Each line contains the following data: id_axis, index_phytomer, L_blade, W_blade, L_sheath, W_sheath,
L_internode and W_internode. id_axis are the botanical positions (see
Botanical position of the axis on the plant.). N_phytomer_potential are the final number of phytomers. The
other data are the same as the ones in dimT_abs.

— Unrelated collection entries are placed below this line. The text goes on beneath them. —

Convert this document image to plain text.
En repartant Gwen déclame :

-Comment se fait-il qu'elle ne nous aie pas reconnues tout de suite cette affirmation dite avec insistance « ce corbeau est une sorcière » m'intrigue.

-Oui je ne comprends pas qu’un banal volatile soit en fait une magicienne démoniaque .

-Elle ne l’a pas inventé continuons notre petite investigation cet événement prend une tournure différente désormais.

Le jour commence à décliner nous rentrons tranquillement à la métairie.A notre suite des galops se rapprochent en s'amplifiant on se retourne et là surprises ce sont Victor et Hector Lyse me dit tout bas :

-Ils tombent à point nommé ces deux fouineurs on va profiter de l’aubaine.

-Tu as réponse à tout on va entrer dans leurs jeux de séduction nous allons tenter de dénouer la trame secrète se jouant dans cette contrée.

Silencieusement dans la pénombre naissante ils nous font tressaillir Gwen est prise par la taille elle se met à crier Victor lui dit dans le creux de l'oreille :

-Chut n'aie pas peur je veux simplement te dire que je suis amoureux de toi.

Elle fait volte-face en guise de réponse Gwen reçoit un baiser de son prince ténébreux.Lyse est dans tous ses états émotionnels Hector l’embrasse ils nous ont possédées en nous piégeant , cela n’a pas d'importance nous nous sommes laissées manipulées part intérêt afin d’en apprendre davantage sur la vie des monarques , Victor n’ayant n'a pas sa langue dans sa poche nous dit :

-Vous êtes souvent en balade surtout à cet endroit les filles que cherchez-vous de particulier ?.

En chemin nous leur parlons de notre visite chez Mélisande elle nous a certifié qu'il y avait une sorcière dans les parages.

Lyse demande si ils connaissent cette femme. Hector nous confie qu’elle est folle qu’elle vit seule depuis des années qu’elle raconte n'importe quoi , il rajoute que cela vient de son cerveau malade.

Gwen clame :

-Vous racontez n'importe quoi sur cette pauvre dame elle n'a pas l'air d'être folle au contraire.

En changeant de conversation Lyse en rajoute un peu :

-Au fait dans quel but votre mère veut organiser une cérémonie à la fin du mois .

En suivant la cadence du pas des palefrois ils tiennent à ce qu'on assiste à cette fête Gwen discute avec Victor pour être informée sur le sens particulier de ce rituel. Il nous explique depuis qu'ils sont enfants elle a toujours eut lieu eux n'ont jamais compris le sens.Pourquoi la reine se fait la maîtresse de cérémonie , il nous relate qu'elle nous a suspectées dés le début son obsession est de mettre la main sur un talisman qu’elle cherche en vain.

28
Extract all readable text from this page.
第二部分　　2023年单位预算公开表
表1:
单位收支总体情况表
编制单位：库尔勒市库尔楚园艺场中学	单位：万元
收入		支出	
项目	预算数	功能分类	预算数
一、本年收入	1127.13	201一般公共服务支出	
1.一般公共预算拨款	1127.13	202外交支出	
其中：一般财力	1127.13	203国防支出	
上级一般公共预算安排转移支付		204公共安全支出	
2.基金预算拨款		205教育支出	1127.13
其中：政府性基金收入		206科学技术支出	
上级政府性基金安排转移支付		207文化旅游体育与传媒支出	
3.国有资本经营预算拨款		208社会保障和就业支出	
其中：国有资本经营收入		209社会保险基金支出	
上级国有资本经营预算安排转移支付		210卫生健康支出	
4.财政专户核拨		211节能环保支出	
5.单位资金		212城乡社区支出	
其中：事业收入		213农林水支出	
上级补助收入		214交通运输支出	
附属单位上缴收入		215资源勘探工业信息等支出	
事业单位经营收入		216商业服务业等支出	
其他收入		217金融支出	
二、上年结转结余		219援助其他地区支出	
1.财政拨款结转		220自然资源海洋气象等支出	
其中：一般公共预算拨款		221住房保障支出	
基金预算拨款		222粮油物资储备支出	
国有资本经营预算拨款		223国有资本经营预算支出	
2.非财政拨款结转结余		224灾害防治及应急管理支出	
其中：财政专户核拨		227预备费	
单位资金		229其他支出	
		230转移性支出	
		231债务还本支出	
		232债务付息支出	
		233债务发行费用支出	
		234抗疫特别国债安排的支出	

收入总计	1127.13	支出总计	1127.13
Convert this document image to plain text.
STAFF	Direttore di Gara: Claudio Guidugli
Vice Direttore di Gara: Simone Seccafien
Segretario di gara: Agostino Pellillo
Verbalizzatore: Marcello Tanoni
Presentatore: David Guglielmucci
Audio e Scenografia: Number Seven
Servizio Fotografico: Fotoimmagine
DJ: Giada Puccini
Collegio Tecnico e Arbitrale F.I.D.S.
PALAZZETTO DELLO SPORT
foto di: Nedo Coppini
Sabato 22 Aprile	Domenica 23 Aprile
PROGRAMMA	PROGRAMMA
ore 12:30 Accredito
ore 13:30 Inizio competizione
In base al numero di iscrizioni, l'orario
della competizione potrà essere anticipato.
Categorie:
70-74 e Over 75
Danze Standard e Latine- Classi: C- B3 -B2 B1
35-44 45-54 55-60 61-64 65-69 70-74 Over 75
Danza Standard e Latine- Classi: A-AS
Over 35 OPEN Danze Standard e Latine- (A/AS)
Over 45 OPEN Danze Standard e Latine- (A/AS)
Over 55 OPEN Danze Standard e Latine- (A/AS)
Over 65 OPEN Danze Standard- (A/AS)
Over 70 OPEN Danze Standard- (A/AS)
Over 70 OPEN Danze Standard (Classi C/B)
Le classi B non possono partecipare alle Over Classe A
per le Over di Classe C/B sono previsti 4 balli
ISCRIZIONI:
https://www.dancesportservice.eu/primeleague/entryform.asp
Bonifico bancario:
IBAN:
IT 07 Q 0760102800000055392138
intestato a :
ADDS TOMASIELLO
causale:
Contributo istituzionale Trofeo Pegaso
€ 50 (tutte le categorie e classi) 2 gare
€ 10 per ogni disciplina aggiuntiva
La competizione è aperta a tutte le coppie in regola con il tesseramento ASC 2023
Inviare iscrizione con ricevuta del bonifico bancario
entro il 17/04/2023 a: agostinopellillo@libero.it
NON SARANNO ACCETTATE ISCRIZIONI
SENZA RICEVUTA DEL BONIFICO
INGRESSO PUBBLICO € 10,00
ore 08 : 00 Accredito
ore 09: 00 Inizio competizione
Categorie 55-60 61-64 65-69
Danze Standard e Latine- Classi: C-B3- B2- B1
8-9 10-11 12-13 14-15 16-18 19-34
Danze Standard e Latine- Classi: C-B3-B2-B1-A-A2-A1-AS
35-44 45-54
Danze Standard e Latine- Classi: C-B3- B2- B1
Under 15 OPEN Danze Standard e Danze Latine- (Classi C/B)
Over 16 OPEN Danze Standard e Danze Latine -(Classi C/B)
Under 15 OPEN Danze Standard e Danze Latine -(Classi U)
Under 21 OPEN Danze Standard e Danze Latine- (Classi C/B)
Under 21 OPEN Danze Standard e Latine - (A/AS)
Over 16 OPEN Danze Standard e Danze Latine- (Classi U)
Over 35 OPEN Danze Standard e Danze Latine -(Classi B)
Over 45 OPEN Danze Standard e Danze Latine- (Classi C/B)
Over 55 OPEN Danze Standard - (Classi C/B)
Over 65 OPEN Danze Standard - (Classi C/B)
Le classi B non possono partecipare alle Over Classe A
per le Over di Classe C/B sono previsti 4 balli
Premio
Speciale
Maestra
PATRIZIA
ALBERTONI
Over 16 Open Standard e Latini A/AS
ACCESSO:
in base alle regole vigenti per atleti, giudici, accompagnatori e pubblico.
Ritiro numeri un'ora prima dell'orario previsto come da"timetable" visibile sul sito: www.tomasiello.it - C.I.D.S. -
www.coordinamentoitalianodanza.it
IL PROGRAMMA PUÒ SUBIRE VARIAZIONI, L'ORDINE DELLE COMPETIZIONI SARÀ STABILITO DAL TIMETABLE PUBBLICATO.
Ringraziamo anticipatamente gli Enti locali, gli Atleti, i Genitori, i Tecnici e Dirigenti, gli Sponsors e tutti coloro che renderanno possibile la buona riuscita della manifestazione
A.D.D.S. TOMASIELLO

dimT_user_MIN is a table which documents the dimensions of each phytomer of
the most frequent main stem. The most frequent main stem is the
main stem which has the most frequent number of phytomers.
Each line contains the following data: index_phytomer, L_blade, W_blade,
L_sheath, W_sheath, L_internode and W_internode.
See dimT_abs for a description of these data.
phenT_abs is an intermediate table used to construct phenT.
This table is not an input of Adel. Thus the user normally needn’t it. This table
can be useful for debugging.
dimT_abs is an intermediate table used to construct dimT.
This table is not an input of Adel. Thus the user normally needn’t it. This table
can be useful for debugging.
dimT_abs is the same as dimT, except that the positions
of the phytomers are not normalized.
dynT is an intermediate table used to construct the input of Adel.
This table is not an input of Adel. Thus the user normally needn’t it. This table
can be useful for debugging.
dynT is a table which describes the dynamic of the Haun stage of
all non-regressive axes.
For each couple (id_axis, N_phytomer_potential) in axeT, dynT contains
a line with the following data:
phenT_first is an intermediate table used to construct phenT and
axeT. This table is not an input of Adel. Thus the user normally
needn’t it. This table can be useful for debugging.
phenT_first is a subset of phenT_abs, and contains only the lines of
phenT_abs which correspond to the first phytomer of each non-regressive axis,
i.e. index_phytomer equal to 1.
tilleringT describes the dynamic of tillering. It stores the number of axes
per square meter at important thermal times: the start of growth, the thermal time
of the start of MS elongation, and the thermal time of the flowering.
cardinalityT is constructed for debugging purpose.
cardinalityT describes the theoretical and the simulated cardinalities of
each cohort and each axis. It permits the user to validate the simulated cardinalities
against the theoretical ones.
Both cardinalities are calculated from the probabilities of emergence of an axis
when the parent axis is present. These probabilities are given by the user.
Theoretical cardinalities are calculated globally without randomness.